I am on windows and want to run my multi-threaded python app that saves data to .csv in an async way. As reported here, here and here, I am getting the following error at some point:
<type 'exceptions.IOError'>
Traceback (most recent call last):
File "results_path", line 422, in function
df_results.to_csv(results_file)
IOError: [Errno 24] Too many open files
This proposes a fix that includes with-statements for every file IO operation:
with open(results_path, 'a') as results_file:
df_results.to_csv(results_file)
However, I am still getting IOError
as described above (In a nutshell, none of the SO questions solved my issue). Therefore, the with
-statement apparently does not properly close the .csv file after the append operation.

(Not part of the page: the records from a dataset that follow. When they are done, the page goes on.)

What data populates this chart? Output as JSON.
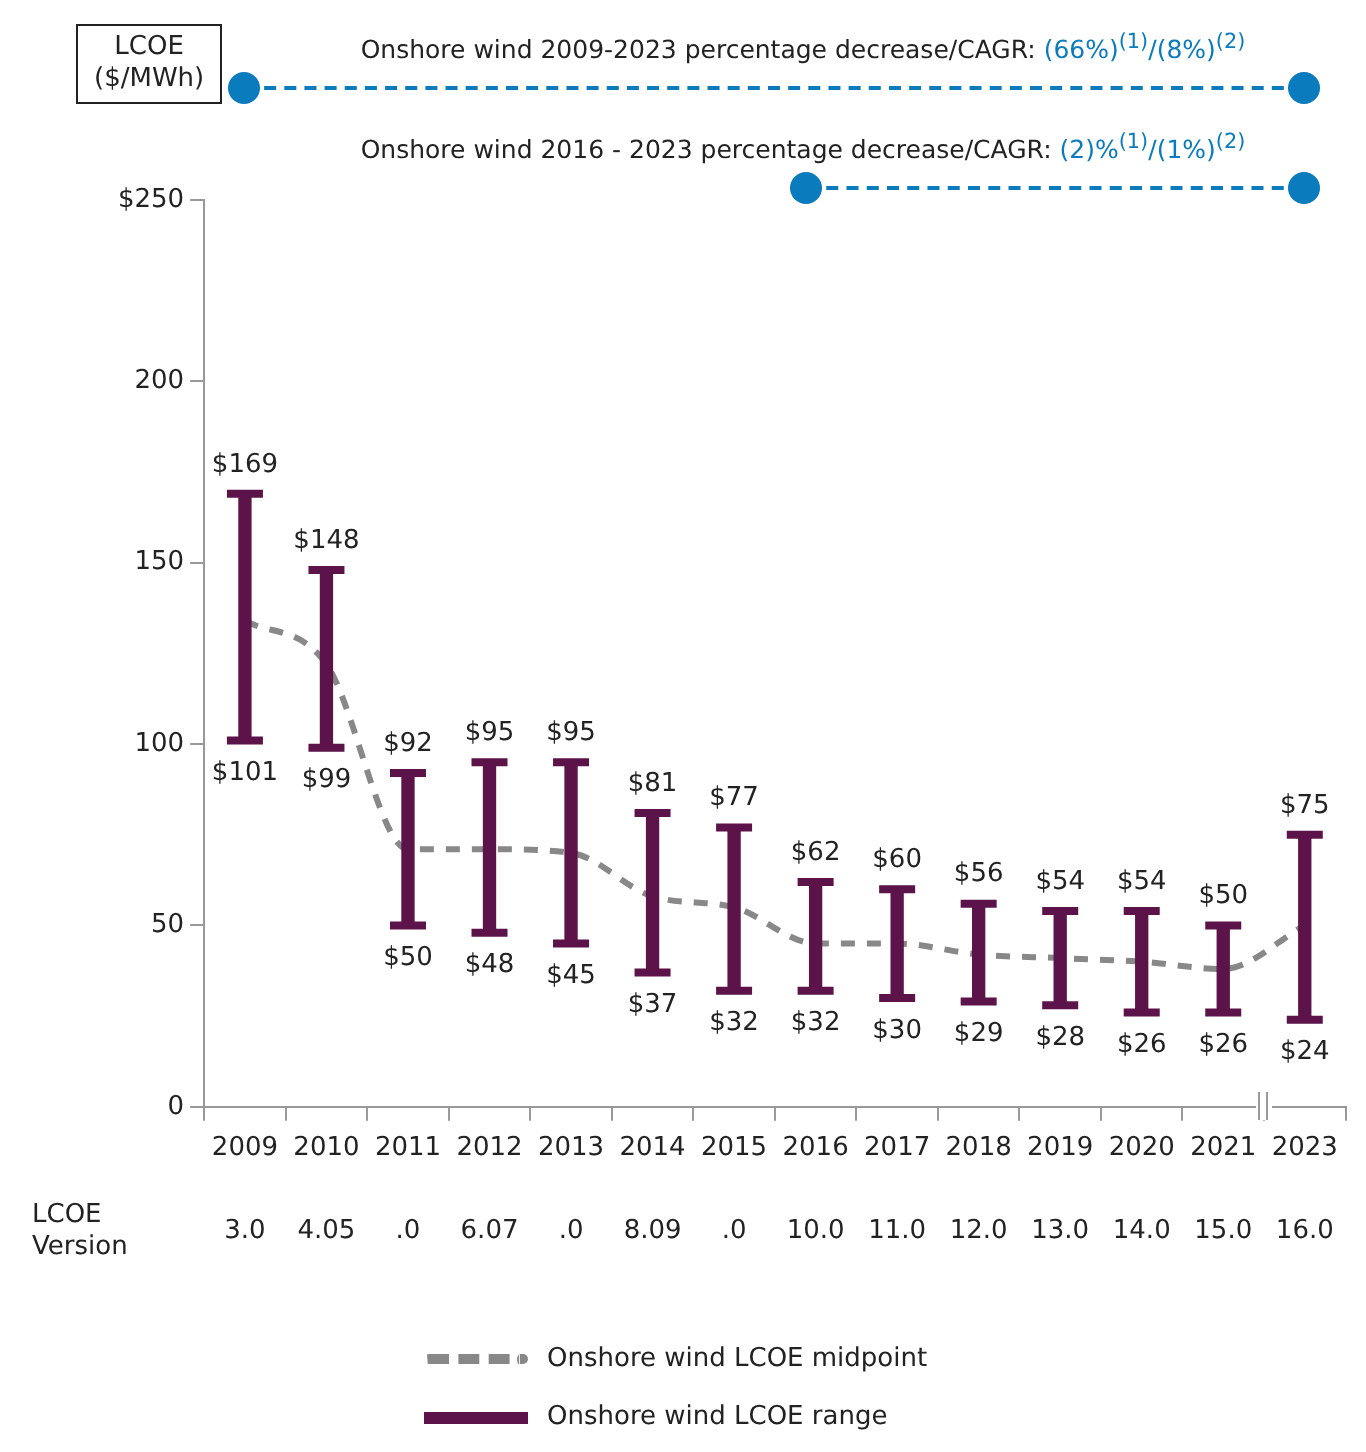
{
  "chart_data": {
    "type": "bar",
    "ylabel": "LCOE\n($/MWh)",
    "categories": [
      "2009",
      "2010",
      "2011",
      "2012",
      "2013",
      "2014",
      "2015",
      "2016",
      "2017",
      "2018",
      "2019",
      "2020",
      "2021",
      "2023"
    ],
    "series": [
      {
        "name": "Onshore wind LCOE range",
        "type": "bar",
        "color": "#5c1349",
        "values": [
          68,
          49,
          42,
          47,
          50,
          44,
          45,
          30,
          30,
          27,
          26,
          28,
          24,
          51
        ],
        "base": [
          101,
          99,
          50,
          48,
          45,
          37,
          32,
          32,
          30,
          29,
          28,
          26,
          26,
          24
        ],
        "value_labels": [
          "$169",
          "$148",
          "$92",
          "$95",
          "$95",
          "$81",
          "$77",
          "$62",
          "$60",
          "$56",
          "$54",
          "$54",
          "$50",
          "$75"
        ]
      },
      {
        "name": "Onshore wind LCOE midpoint",
        "type": "line",
        "color": "#888888",
        "line_style": "dashed",
        "values": [
          134,
          122,
          71,
          71,
          70,
          58,
          55,
          45,
          45,
          42,
          41,
          40,
          38,
          50
        ]
      }
    ],
    "ylim": [
      0,
      250
    ],
    "yticks": [
      0,
      50,
      100,
      150,
      200,
      {
        "value": 250,
        "label": "$250"
      }
    ],
    "grid": false,
    "legend": "bottom",
    "annotations": [
      "Onshore wind 2009-2023 percentage decrease/CAGR: (66%)$^{(1)}$/(8%)$^{(2)}$",
      "Onshore wind 2016 - 2023 percentage decrease/CAGR: (2)%$^{(1)}$/(1%)$^{(2)}$",
      {
        "text": "$101",
        "x": "2009",
        "y": 101
      },
      {
        "text": "$99",
        "x": "2010",
        "y": 99
      },
      {
        "text": "$50",
        "x": "2011",
        "y": 50
      },
      {
        "text": "$48",
        "x": "2012",
        "y": 48
      },
      {
        "text": "$45",
        "x": "2013",
        "y": 45
      },
      {
        "text": "$37",
        "x": "2014",
        "y": 37
      },
      {
        "text": "$32",
        "x": "2015",
        "y": 32
      },
      {
        "text": "$32",
        "x": "2016",
        "y": 32
      },
      {
        "text": "$30",
        "x": "2017",
        "y": 30
      },
      {
        "text": "$29",
        "x": "2018",
        "y": 29
      },
      {
        "text": "$28",
        "x": "2019",
        "y": 28
      },
      {
        "text": "$26",
        "x": "2020",
        "y": 26
      },
      {
        "text": "$26",
        "x": "2021",
        "y": 26
      },
      {
        "text": "$24",
        "x": "2023",
        "y": 24
      },
      "LCOE\nVersion",
      "3.0",
      "4.05",
      ".0",
      "6.07",
      ".0",
      "8.09",
      ".0",
      "10.0",
      "11.0",
      "12.0",
      "13.0",
      "14.0",
      "15.0",
      "16.0"
    ]
  }
}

First, I now increases the number of open files. This admittedly just delays the crash:
import win32file
max_open_files = 2048 # Windows-specific threshold for max. open file count
win32file._setmaxstdio(max_open_files)
Second, my temporary approach is (A) to check for open .csv-files consequtively, and (B) forcefully restart the whole script if the open file count gets anywhere near the threshold allowed for windows:
from psutil import Process
import os, sys
proc = Process()
open_file_count = 0 # Set up count of open files
for open_file in proc.open_files(): # Iterate open files list
if ".csv" in str(open_file): # Is file of .csv type?
open_file_count += 1 # Count one up
else:
continue
else:
if open_file_count > (max_open_files / 2): # Threshold, see above
os.execl(sys.executable, sys.executable, *sys.argv) # Force restart
else:
pass
This approach is ugly and inefficient in many ways (loop through all open files in every iteration/thread). At the very least, this needs to work without forcefully restarting the whole code.
Q1: How to properly close .csv files using python on windows?
Q2: If closing fails after IO operation, how to forcefully close open all .csv files at once?